Das Nass dünstet einen seltsamen Odeur aus, brackig, ja, aber auch ölig und chemisch. Es riecht nicht nach Fisch, nicht einmal nach Fäulnis, nichts, was im Zusammenhang mit Leben steht strömt so etwas aus: Es ist eine Industrierinne, zurechtgemacht, ausgebaggert und aufgestaut für den großen Player der Tourismushardware, die Kreuzfahrtwerft Meyer zu Papenburg, die ihre Schiffe mit bis zu 8,5 Metern Tiefgang von Papenburg bis nach Emden durchs Flachgewässer presst. Das wollen die Leute sehen.

Weltmarktführer

Das Traditionsunternehmen aus Papenburg im Emsland ist mit 3.450 Mitarbeitern einer der weltweit führenden Kreuzschifffahrtsbauer. Dieses Jahr werden drei Ozeanriesen fertiggestellt, für das nächste sind ebenfalls drei bestellt, für die folgenden Jahre bis 2023 sind jeweils zwei in Auftrag gegeben.

Der Fluss Ems

Um ihre Kreuzfahrtschiffe zum Meer zu überführen, nutzt die Meyer Werft die Ems, die sie bei jeder Überführung am Sperrwerk in Gandersum aufstauen muss. Um den Zustand der Ems zu verbessern, unterzeichneten die Meyer Werft, das Land Niedersachsen, die betroffenen Landkreise, und die Naturschutzverbände im Jahr 2015 den „Masterplan Ems 2015“. Seine Wirkung ist umstritten.

Übernahmen

1997 übernahm Meyer die Neptun Werft in Rostock, 2014 folgte die Werft der STX-Gruppe im finnischen Turku.

Firmensitz Luxemburg

2015 wurde bekannt, dass die Meyer Werft den Firmensitz ihrer Muttergesellschaft nach Luxemburg verlegt hat. Nach Angaben des Unternehmens konnte so die Einsetzung eines Aufsichtsrats vermieden werden. Dieser wäre „extrem hinderlich gewesen“ und hätte „eventuell den Erfolg verhindert“.

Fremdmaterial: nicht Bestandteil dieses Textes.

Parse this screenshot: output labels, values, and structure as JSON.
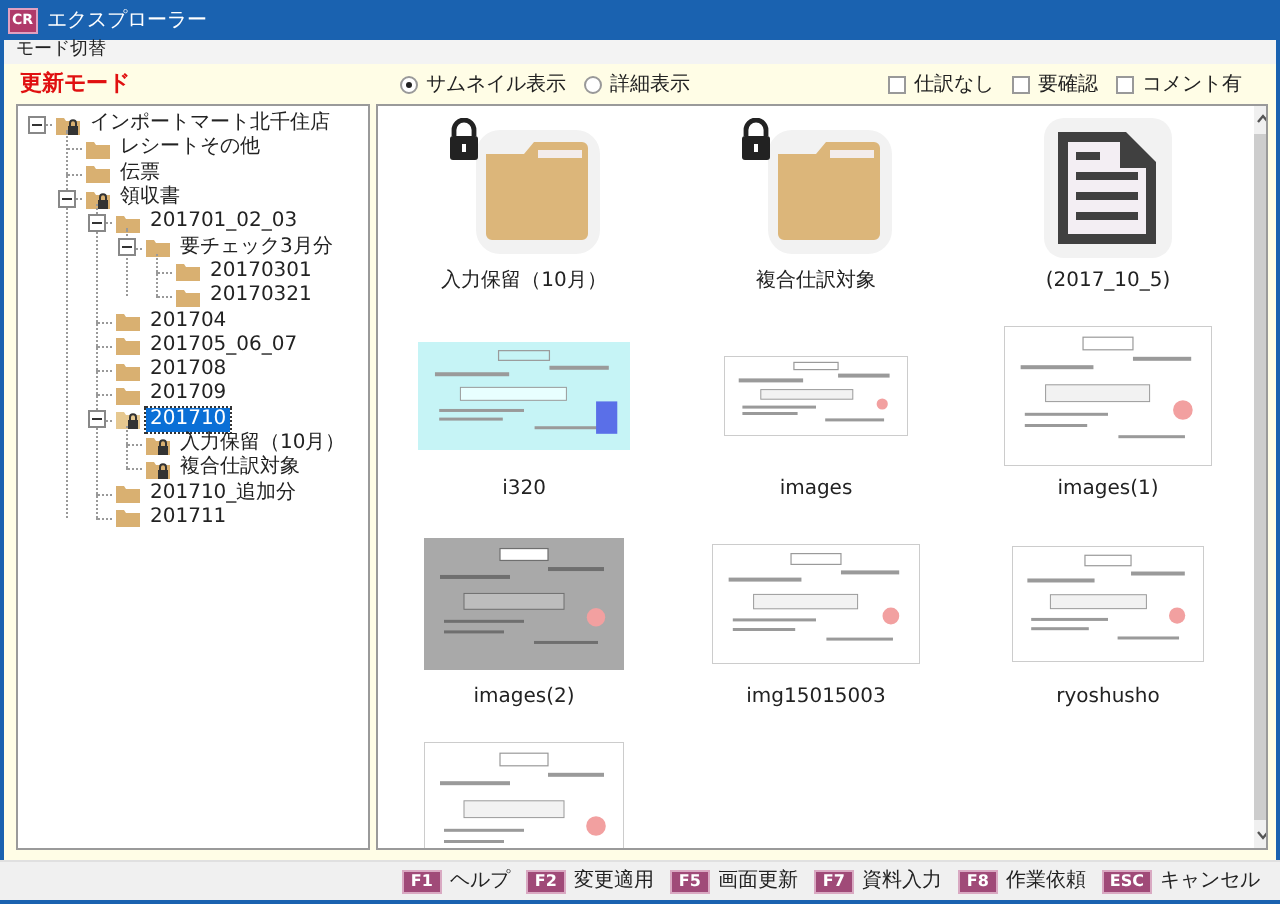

Das Sperrwerk ist touristisch erschlossen, selbstverständlich ist es eine eigene Station auf der separat beworbenen Kreuzfahrt-Route, und selbstverständlich verschweigt die Info-Tafel, dass der Hochwasserschutz, den das Brachialbauwerk für die Gemeinden flussaufwärts bedeutet, die Überflutungsgefahr flussabwärts erhöht.

Aber im Tourismus geht’s immer darum, das Gute und Schöne zu verkaufen, egal wie wahr. Und mit 50.000 BesucherInnen per anno gilt das Sperrwerk als eine der Topsehenswürdigkeiten der Region. Die setzt sonst eher auf naturnah, auf nachhaltig und sanft: „Ausflugsmöglichkeiten ohne Grenzen, ideale Fahrrad- und Wanderstrecken, Kanutouren auf naturbelassenen Kanälen, dazu Ruhe, Erholung und Gastfreundlichkeit“, so die Selbstdarstellung der Gemeinde am Ems-Ästuar, „das ist Urlaub in Moormerland“, und das passt so gut in eine Zeit, in der alle über den Klimawandel reden und die Katastrophe, die nahe ist.

„Willkommen bei den Machern“, markiert ein Schild die Grenze zwischen Kreis Leer und Kreis Emsland. Schon vorher ragt, weit übers Land sichtbar, die gigantische Halle der Meyer Werft in den glutheißen Himmel, inkommensurabel wie einer jener gotischen Dome, in denen Heinrich Heine Wahrzeichen der Dummheit erkannte. Das ist Papenburg. Beziehungsweise nein, das ist nicht Papenburg. Papenburg ist ein beschauliches Örtchen, lieblich geradezu, immer am Kanal lang gebaut, große Weiden, Blumenbrücken über den Kanal und angenehme Cafés.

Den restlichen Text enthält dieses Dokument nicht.